In the G-H section of the library, there was another recent favourite of Mark’s in the library: Shirley Hazzard’s The Great Fire. Buoyed by the success of the Banville, I was keen to see what this novel was like. I was surprised by the traditional mode of narration; the prose is conventional, unsurprising, not ostentatiously poetic. Much as I wanted to read it, the prospect felt like a long, predictable journey.
So how does Banville’s novel navigate by the Scylla and Charybdis represented by these two novels? He does it from the very beginning.
Who speaks? It is her voice, in my head. I fear it will not stop until I stop. It talks to me as I haul myself along these cobbled streets, telling me things I do not want to hear.This is how Axel Vander begins his complex story. The question of narration is part of the narrative itself.

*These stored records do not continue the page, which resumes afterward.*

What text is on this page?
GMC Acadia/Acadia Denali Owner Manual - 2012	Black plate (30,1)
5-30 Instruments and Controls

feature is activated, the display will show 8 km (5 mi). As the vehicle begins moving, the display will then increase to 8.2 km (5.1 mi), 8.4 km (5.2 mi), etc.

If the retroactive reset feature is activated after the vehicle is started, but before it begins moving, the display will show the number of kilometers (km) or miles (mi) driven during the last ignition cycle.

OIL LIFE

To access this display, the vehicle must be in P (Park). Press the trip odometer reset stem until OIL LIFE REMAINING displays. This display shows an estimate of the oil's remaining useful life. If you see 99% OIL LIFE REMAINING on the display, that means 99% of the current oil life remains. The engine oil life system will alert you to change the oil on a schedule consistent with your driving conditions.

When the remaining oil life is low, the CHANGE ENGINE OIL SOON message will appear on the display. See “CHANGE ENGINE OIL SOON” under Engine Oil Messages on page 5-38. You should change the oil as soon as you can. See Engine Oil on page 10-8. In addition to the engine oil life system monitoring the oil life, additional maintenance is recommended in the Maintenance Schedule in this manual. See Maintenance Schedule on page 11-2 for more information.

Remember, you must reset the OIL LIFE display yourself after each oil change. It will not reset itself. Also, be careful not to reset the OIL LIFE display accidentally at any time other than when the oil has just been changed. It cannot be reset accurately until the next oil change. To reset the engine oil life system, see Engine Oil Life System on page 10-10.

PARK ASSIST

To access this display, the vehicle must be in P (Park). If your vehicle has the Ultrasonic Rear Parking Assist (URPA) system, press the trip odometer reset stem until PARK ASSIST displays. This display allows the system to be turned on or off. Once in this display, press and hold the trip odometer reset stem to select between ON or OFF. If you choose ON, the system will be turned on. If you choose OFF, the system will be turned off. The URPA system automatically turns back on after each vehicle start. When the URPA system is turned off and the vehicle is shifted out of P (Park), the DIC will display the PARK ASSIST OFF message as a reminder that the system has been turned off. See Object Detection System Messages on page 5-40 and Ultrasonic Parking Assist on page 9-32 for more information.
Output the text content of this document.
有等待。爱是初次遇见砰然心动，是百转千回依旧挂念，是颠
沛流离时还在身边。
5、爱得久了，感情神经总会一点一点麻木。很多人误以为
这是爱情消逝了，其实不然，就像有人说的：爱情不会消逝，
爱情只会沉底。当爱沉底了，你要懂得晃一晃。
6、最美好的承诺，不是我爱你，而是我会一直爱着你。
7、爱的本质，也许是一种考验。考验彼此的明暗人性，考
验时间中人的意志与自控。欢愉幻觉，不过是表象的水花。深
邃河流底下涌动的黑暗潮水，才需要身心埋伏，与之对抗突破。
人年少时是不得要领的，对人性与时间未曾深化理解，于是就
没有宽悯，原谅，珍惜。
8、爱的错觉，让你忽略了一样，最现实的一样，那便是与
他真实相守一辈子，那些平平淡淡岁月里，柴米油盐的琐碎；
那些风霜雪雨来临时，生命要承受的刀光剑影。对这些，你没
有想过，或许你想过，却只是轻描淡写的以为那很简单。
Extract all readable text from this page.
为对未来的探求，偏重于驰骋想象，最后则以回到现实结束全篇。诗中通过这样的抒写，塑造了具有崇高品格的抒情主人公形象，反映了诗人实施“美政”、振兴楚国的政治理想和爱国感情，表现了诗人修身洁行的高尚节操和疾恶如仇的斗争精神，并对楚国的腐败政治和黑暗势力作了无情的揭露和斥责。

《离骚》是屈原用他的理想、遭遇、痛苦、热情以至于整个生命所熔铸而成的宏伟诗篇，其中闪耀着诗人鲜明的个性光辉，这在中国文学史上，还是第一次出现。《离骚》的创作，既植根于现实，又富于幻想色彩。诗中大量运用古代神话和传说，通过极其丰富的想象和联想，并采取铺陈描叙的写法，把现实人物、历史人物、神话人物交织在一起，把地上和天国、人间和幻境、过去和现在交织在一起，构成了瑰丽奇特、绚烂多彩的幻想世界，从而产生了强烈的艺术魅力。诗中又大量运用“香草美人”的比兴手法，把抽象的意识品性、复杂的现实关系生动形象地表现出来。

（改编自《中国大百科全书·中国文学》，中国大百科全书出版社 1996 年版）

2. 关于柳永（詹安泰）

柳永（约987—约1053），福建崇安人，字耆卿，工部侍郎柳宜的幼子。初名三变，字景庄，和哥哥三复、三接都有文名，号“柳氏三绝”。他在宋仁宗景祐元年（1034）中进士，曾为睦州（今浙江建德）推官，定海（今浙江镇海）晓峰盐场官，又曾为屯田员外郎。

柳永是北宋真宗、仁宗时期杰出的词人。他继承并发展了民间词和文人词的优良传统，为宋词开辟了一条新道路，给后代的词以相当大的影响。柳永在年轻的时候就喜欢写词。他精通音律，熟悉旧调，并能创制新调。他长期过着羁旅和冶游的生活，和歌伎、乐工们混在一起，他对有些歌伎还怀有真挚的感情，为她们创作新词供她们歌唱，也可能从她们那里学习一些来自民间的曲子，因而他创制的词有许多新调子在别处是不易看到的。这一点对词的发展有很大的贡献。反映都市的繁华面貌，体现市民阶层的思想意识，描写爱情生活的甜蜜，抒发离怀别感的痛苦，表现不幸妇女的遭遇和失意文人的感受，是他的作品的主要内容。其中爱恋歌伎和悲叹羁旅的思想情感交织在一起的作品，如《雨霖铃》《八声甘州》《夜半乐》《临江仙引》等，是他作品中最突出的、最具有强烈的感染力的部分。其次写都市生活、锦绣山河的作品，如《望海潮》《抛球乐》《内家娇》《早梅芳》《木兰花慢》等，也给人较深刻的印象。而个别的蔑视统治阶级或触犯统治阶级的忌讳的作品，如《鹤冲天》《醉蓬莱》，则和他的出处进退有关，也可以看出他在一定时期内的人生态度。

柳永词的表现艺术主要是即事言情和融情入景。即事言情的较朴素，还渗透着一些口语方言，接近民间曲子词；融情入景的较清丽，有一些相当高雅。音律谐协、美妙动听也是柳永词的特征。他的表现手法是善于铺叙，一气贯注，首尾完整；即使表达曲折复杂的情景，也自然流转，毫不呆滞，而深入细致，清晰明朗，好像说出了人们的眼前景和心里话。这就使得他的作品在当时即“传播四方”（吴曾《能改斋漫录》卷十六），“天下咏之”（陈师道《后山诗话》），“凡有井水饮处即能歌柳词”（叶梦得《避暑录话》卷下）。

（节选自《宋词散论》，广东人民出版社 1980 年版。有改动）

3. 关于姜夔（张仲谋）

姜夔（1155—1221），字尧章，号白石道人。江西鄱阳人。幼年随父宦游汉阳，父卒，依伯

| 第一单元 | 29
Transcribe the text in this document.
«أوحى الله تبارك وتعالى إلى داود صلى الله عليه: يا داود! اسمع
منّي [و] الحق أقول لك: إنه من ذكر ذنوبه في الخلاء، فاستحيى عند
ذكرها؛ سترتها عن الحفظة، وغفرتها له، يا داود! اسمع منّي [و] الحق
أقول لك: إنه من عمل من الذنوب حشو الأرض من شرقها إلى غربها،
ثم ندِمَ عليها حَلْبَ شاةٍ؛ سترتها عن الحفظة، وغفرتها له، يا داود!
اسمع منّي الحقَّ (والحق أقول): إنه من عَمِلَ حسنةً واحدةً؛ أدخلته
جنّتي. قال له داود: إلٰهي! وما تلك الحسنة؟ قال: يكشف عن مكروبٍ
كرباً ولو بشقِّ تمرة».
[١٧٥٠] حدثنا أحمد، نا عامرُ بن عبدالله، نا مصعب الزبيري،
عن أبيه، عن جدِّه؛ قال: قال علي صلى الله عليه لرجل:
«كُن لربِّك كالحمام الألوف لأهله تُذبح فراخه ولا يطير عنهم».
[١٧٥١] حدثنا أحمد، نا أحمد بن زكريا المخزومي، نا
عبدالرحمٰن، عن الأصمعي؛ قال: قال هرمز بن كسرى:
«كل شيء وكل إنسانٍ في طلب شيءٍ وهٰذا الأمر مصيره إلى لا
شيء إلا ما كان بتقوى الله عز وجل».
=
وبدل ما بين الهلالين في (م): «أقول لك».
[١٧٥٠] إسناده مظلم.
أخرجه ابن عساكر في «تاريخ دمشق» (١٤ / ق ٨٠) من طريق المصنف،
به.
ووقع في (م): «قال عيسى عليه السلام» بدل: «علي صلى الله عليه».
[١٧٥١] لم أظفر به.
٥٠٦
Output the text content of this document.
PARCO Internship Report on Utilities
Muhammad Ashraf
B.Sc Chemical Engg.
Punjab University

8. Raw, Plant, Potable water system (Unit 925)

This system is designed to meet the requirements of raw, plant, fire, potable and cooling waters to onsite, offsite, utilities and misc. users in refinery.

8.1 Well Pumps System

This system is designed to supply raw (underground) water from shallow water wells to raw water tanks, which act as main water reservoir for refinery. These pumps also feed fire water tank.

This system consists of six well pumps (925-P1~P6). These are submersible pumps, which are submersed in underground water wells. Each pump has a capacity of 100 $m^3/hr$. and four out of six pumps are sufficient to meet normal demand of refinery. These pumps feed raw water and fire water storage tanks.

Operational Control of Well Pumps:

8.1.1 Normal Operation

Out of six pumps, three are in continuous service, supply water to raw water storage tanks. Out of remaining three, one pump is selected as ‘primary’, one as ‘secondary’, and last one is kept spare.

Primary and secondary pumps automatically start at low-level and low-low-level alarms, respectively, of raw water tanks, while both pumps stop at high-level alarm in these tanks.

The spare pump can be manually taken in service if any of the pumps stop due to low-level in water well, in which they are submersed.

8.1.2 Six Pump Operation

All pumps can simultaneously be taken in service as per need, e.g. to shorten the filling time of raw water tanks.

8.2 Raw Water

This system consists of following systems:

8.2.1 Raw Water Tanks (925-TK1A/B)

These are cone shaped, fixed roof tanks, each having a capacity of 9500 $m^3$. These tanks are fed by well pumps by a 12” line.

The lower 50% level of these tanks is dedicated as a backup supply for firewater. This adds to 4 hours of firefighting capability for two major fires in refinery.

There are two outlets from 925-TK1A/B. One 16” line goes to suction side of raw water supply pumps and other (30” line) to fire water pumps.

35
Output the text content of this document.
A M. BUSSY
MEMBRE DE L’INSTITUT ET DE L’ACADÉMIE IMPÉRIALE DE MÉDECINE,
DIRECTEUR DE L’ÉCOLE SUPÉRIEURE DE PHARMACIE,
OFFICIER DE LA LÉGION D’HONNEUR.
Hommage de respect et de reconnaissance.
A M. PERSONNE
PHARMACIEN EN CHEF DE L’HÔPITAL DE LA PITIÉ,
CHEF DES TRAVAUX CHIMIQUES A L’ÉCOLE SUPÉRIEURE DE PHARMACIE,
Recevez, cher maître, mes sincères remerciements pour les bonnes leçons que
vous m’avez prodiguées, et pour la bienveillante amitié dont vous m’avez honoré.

Who is compelling him to tell his story? Vander’s fancy prose style is what you might expect from a possible murderer. As readers, we’re ‘helmed and goggled’ by the prose. Vander’s contradictory impulses, to conceal and to reveal (to blind us with insight) are not exposed as a failing but revealed as inherent to speech. Banville’s achievement is to make the questions who, why and how resonate in every sentence and propel the narrative forward. This is how poetry inheres in a novel.